Vu la procédure suivante :
Par une requête et un mémoire enregistrés les 14 et 28 décembre 2022 M. D B, représenté par Me Gourinat, demande au tribunal :
1°) d'annuler l'arrêté du 30 novembre 2022 par lequel le préfet de la Côte-d'Or lui a retiré sa carte de résident ;
2°) d'enjoindre au préfet de la Côte-d'Or de lui restituer sa carte de résident dans un délai de quinze jours à compter du jugement à intervenir ;
3°) de mettre à la charge de l'Etat la somme de 1 500 euros en application de l'article L. 761-1 du code de justice administrative.
Il soutient que :
•à titre principal sur la légalité interne, la décision attaquée est entachée d'erreur de fait dès lors que la société qu'il dirige n'a jamais employé M. F aux mois de mars et mai 2022 ;
•à titre subsidiaire sur la légalité externe, la décision attaquée est insuffisamment motivée en méconnaissance de l'article L. 211-2 du code des relations entre le public et l'administration ; elle viole également l'article L. 242-1 du code des relations entre le public et l'administration dès lors qu'elle retire une décision individuelle créatrice de droit alors que son droit au séjour n'est entaché d'aucune illégalité.
Par un mémoire en défense enregistré le 25 août 2023, le préfet de la Côte-d'Or conclut au rejet de la requête et à ce que soit mise à la charge de M. B la somme de 500 euros en application de l'article L. 761-1 du code de justice administrative.
Il soutient qu'aucun des moyens invoqués n'est fondé.
Par une ordonnance du 24 juin 2024 la clôture de l'instruction a été fixée au
10 juillet 2024.
Vu les autres pièces du dossier ;
Vu :
- le code de l'entrée et du séjour des étrangers et du droit d'asile ;
- le code des relations entre le public et l'administration ;
- le code du travail ;
- le code de justice administrative.
La rapporteure publique a été dispensée, sur sa proposition, de prononcer des conclusions à l'audience.
Les parties ont été régulièrement averties du jour de l'audience.
Ont été entendus, au cours de l'audience publique :
- le rapport de M. E,
- et les observations de M. B.
Considérant ce qui suit :
1. M. B, ressortissant tunisien né en 1989 et titulaire d'une carte de résident en qualité de conjoint de français valable du 18 novembre 2020 au 17 novembre 2030, exerce la présidence de la SAS Msaken Foods qui exploite un restaurant 25 rue du Transvaal à Dijon.
M. B détient également 25% des parts de cette société fondée en 2020 par Mme A C propriétaire de 75% du capital social.
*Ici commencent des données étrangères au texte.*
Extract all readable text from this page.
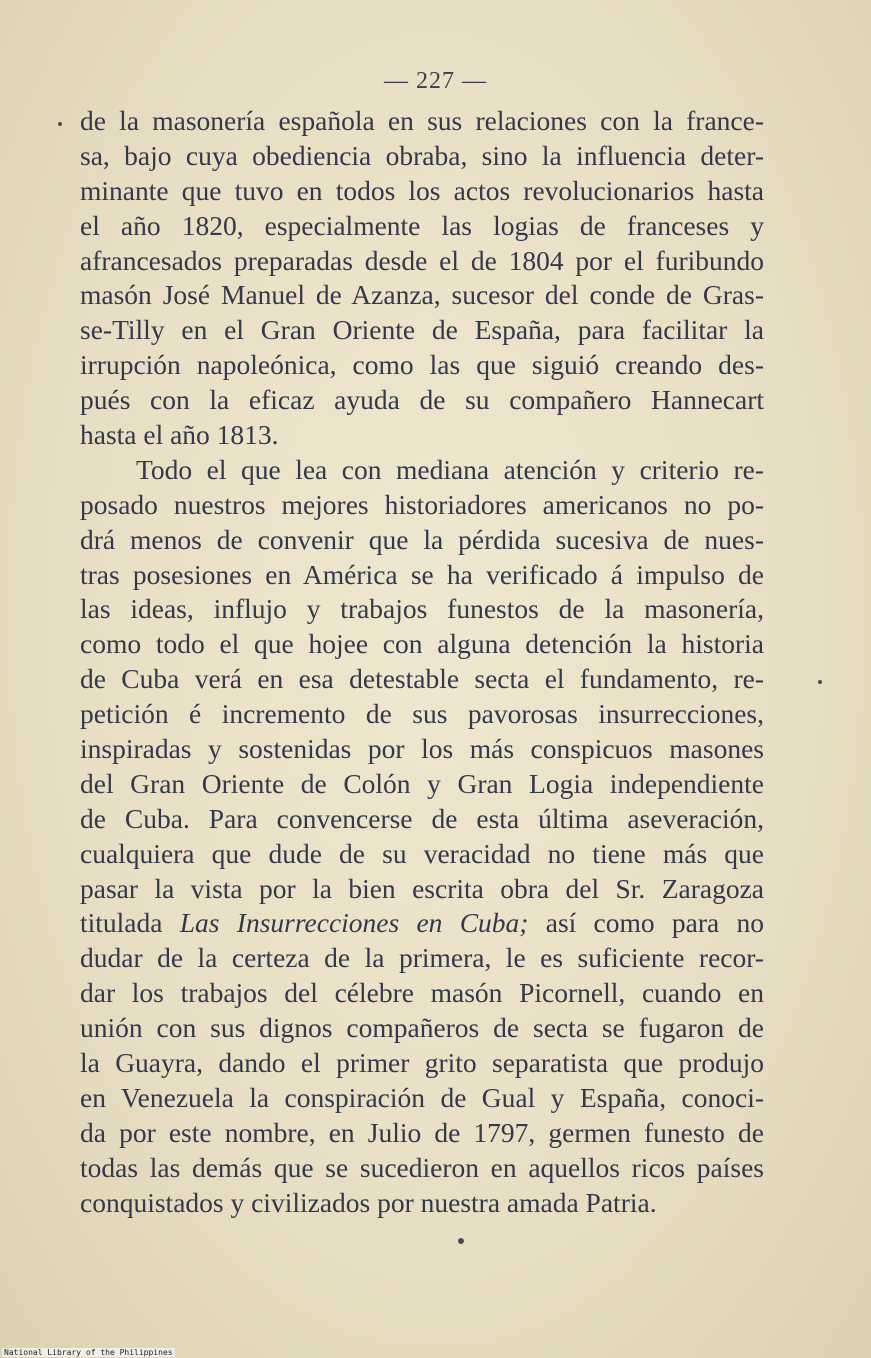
— 227 —
de la masonería española en sus relaciones con la france-
sa, bajo cuya obediencia obraba, sino la influencia deter-
minante que tuvo en todos los actos revolucionarios hasta
el año 1820, especialmente las logias de franceses y
afrancesados preparadas desde el de 1804 por el furibundo
masón José Manuel de Azanza, sucesor del conde de Gras-
se-Tilly en el Gran Oriente de España, para facilitar la
irrupción napoleónica, como las que siguió creando des-
pués con la eficaz ayuda de su compañero Hannecart
hasta el año 1813.
Todo el que lea con mediana atención y criterio re-
posado nuestros mejores historiadores americanos no po-
drá menos de convenir que la pérdida sucesiva de nues-
tras posesiones en América se ha verificado á impulso de
las ideas, influjo y trabajos funestos de la masonería,
como todo el que hojee con alguna detención la historia
de Cuba verá en esa detestable secta el fundamento, re-
petición é incremento de sus pavorosas insurrecciones,
inspiradas y sostenidas por los más conspicuos masones
del Gran Oriente de Colón y Gran Logia independiente
de Cuba. Para convencerse de esta última aseveración,
cualquiera que dude de su veracidad no tiene más que
pasar la vista por la bien escrita obra del Sr. Zaragoza
titulada Las Insurrecciones en Cuba; así como para no
dudar de la certeza de la primera, le es suficiente recor-
dar los trabajos del célebre masón Picornell, cuando en
unión con sus dignos compañeros de secta se fugaron de
la Guayra, dando el primer grito separatista que produjo
en Venezuela la conspiración de Gual y España, conoci-
da por este nombre, en Julio de 1797, germen funesto de
todas las demás que se sucedieron en aquellos ricos países
conquistados y civilizados por nuestra amada Patria.
National Library of the Philippines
Le 20 mars 2022, M. F, ressortissant tunisien qui n'était pas autorisé à travailler en France et qui se prévalait d'un contrat à durée indéterminée signé avec la société Msaken Foods, a déposé, par l'intermédiaire de son conseil, une demande de titre de séjour en qualité de salarié. Par un courrier du 23 mai 2022, le préfet de la Côte-d'Or a informé M. B qu'il lui était reproché d'avoir employé depuis le 11 mars 2022 M. F en violation des dispositions de l'article L. 8251-1 du code du travail, qu'il envisageait pour ce motif de lui retirer sa carte de résident et qu'il l'invitait à présenter au préalable ses observations. Par lettre du 30 mai 2022, M. B a, par l'intermédiaire de son nouveau conseil, contesté avoir embauché M. F et précisé qu'il envisageait seulement de le recruter si sa situation administrative était régularisée. Il indiquait à cet égard qu'" aucun contrat de travail, aucune fiche de paie ni aucune déclaration sociale n'a été établie par la SAS Msaken Foods pour ce salarié qui n'est à ce jour pas embauché ". Par un arrêté du 30 novembre 2022 notifié le
7 décembre 2022, le préfet de la Côte-d'Or a retiré la carte de résident de M. B au motif que M. F avait travaillé dans son restaurant aux mois de mars et mai 2022 alors que l'intéressé n'était pas titulaire d'une autorisation de travail. Par la présente requête, M. B demande au tribunal d'annuler l'arrêté du 30 novembre 2022 par lequel le préfet de la Côte d'Or lui a retiré sa carte de résident.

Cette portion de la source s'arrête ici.